Zurigo / Basilea | | Media Releases Switzerland

Le piccole e medie svizzere percepiscono la recessione sempre più chiaramente. Nel quarto trimestre 2008 si è registrata una stagnazione dello sviluppo delle attività operative, e già dall'inizio dell'anno le aspettative delle aziende lasciano prevedere un tangibile rallentamento degli affari.
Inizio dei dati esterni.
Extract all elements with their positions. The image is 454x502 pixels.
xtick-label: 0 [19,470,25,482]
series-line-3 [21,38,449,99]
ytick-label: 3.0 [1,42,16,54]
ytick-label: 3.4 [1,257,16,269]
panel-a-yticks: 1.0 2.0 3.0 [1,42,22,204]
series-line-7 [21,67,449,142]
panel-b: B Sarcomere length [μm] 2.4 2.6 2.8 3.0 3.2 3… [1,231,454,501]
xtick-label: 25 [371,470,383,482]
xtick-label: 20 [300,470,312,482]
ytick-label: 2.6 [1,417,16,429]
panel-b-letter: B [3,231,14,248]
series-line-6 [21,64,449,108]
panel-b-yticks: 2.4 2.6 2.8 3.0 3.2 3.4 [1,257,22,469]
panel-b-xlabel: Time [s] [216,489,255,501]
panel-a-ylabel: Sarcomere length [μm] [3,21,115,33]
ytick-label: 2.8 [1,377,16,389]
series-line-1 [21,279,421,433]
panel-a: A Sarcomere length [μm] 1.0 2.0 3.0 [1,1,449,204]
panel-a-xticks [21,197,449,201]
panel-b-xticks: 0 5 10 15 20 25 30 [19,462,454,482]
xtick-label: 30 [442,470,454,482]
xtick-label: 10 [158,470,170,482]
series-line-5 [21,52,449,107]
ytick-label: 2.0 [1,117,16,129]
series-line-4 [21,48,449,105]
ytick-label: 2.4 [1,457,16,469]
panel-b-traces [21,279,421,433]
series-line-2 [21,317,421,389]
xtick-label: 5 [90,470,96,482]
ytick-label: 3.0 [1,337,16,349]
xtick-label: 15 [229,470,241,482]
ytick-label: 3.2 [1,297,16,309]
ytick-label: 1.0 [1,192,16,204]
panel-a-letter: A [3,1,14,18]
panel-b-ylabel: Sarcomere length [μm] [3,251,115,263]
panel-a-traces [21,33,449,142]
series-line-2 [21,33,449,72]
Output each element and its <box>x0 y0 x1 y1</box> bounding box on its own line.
Nel quarto trimestre 2008 è proseguita la stagnazione negli affari delle piccole e medie imprese svizzere (PMI): il fatturato globale ha registrato variazioni minime, e le commesse in entrata nell'industria manifatturiera ha subito una brusca diminuzione. Nel primo trimestre 2009 è attesa una riduzione di tutti gli indicatori. È quanto emerge dall'ultimo sondaggio che UBS ha condotto in collaborazione con L'Unione svizzera delle arti e dei mestieri nell'ambito del barometro PMI di UBS. All'attuale sondaggio di novembre/dicembre hanno partecipato circa 640 PMI e - a fini comparativi - 180 grandi aziende.
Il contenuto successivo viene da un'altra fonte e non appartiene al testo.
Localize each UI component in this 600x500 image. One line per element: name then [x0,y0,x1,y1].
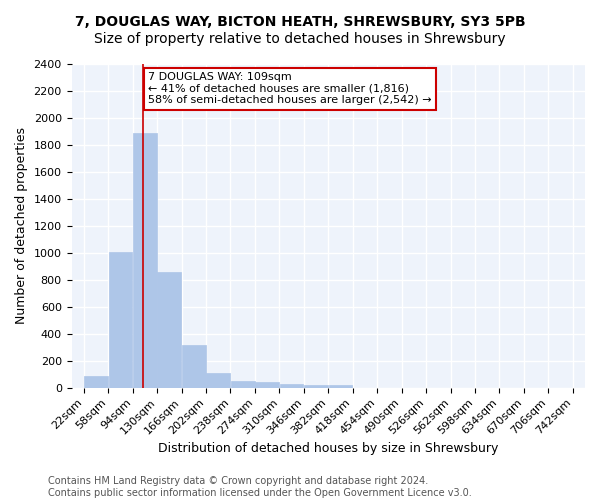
Bar [329,385,352,388]
Y-axis label: Number of detached properties: Number of detached properties [15,128,28,324]
Bar [109,252,133,388]
Bar [255,382,279,388]
Bar [280,384,304,388]
Bar [304,385,328,388]
Bar [84,376,108,388]
Bar [182,344,206,388]
Bar [157,272,181,388]
Bar [206,373,230,388]
Text: 7, DOUGLAS WAY, BICTON HEATH, SHREWSBURY, SY3 5PB: 7, DOUGLAS WAY, BICTON HEATH, SHREWSBURY… [74,15,526,29]
X-axis label: Distribution of detached houses by size in Shrewsbury: Distribution of detached houses by size … [158,442,499,455]
Text: Size of property relative to detached houses in Shrewsbury: Size of property relative to detached ho… [94,32,506,46]
Bar [231,380,254,388]
Text: 7 DOUGLAS WAY: 109sqm
← 41% of detached houses are smaller (1,816)
58% of semi-d: 7 DOUGLAS WAY: 109sqm ← 41% of detached … [148,72,432,106]
Text: Contains HM Land Registry data © Crown copyright and database right 2024.
Contai: Contains HM Land Registry data © Crown c… [48,476,472,498]
Bar [133,133,157,388]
Contrazione nel quarto trimestre
Sia le aziende industriali sia le PMI orientate al settore dei servizi hanno registrato nel quarto trimestre una stagnazione dei fatturati globali, nei quali le entrate provenienti dalle esportazioni già erano in diminuzione. Le esportazioni hanno risentito notevolmente del rallentamento congiunturale a livello internazionale, e il franco, più forte rispetto all'euro, ha gravato ulteriormente sulla domanda proveniente dai paesi europei. Il calo della domanda ha reso inoltre particolarmente difficile l'introduzione di un aumento dei prezzi di vendita. Nell'ultimo trimestre dell'anno, gli utili sul confronto annuale sono rimasti stabili e l'organico del personale è cresciuto in modo marginale. Il volume di commesse in entrata delle PMI manifatturieri svizzere ha subito una contrazione superiore alle previsioni, sebbene la produzione sia diminuita. Questo andamento dovrebbe proseguire anche in futuro, poiché l'arrivo di nuovi ordinativi sia dal mercato interno che sul fronte delle esportazioni si è ridotto notevolmente.

Recessione in aumento
La riduzione del portafoglio ordini nel quarto trimestre si rispecchia dunque anche nei risultati del sondaggio riguardante l'andamento previsto nel primo trimestre 2009: i partecipanti al sondaggio prevedono che rispetto all'anno precedente i fatturati globali subiranno una contrazione e che una diminuzione delle commesse in entrata inasprirà la situazione ulteriormente. Di conseguenza gli utili continueranno ad essere sotto pressione. Dai risultati del sondaggio emerge che la riduzione del personale operata in questa situazione congiunturale farà sentire le sue conseguenze soprattutto nel settore dell'industria.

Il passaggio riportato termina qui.